Huaraches Topped with Chorizo Refried Beans, Tomatoes, and Avocados

Huaraches – The classic edible Mexican sandal. Huaraches are known as a classic street food topped with just about anything. Of course some of us have the standard ingredients we like to add to our delicious sandal but today I am going out on a limb and making my huarache an adventure in taste.

A huarache is flat bread made with masa, looks slightly like a thin sandal sole, hence the name huarache. Actually the first time I saw one I thought someone was just learning how to make tortillas, you know with that oblong look and all. You’ll find them topped with everything from chorizo (Mexican sausage), steak, queso fresco, and nopal (diced cactus paddles). It’s a cross between a sope, a corn tortilla, and a pizza but with that ever present and distinctive corn taste. It’s the perfect party food.

Hispanic Heritage Month, which begins September 15th, celebrates the many ways Hispanic Americans have influenced and enriched our lives in the United States and with it a long list of unforgettable food recipes. Late summer and early autumn – it truly is a perfect time for getting your fiesta on with a Latin-themed party before winter arrives.

Of course, a Hispanic-themed party wouldn’t be complete without a great entree, and this recipe will serve as a dish you will come to enjoy time and time again. This huarache is topped with chorizo refried beans, caramelized onions, roasted tomatoes, goat cheese, basil, and Avocados from Mexico. To give it a spicy kick, I added some fresh pico de gallo. Once you have the base for a huarache the choice of toppings are endless. Use your imagination and have fun.

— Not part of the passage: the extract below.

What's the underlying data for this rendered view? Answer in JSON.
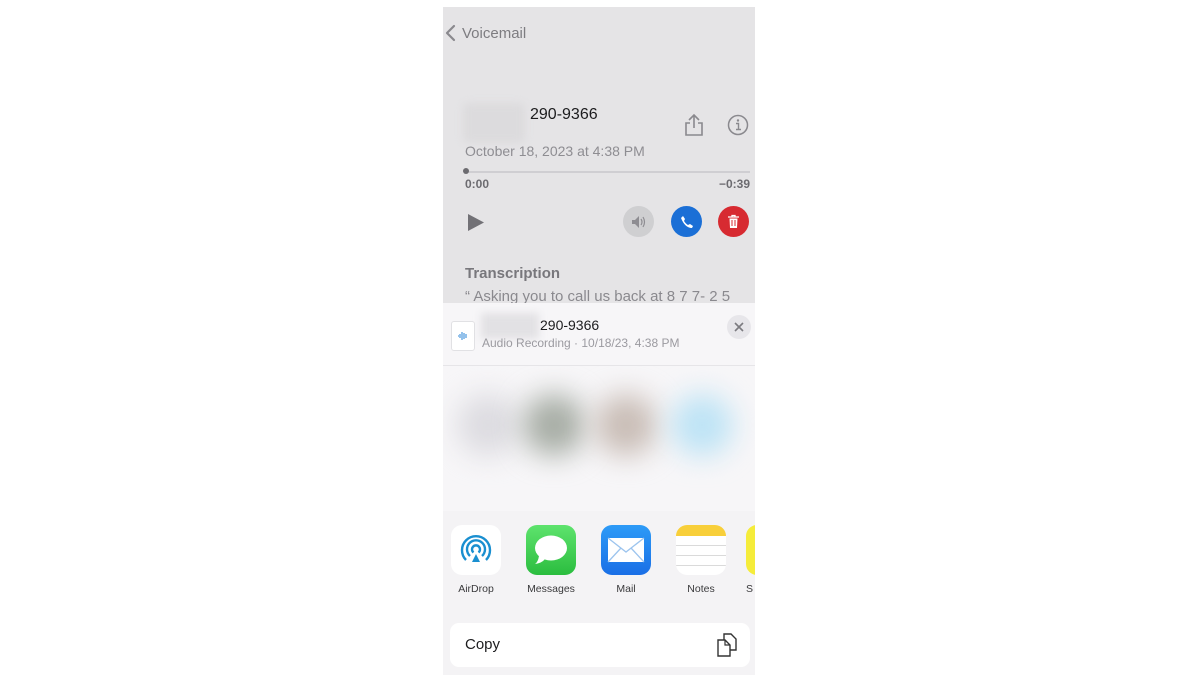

Huaraches Topped with Chorizo Refried Beans, Tomatoes, and Avocados

Yield: Makes 6 Huaraches


Chorizo Refried Beans:
6 ounces Mexican chorizo, casings removed
2 cups cooked frijoles de la olla or 1 can (15-ounce) pinto beans
½ cup tomato sauce

Caramelized Onions:
1 tablespoons olive oil
1/2 red onion, thinly sliced

2 cups masa harina (corn flour)
¼ teaspoon salt
1 tablespoon vegetable shortening
1¼ cups warm water

Tomatoes (any variety)
Fresh basil, roughly chopped
Goat cheese
2 Avocados from Mexico, sliced
Salsa of your choice


Chorizo Refried Beans:
Cook chorizo in a large nonstick frying pan over low heat, mashing, until it starts to brown, about 6 to 8 minutes.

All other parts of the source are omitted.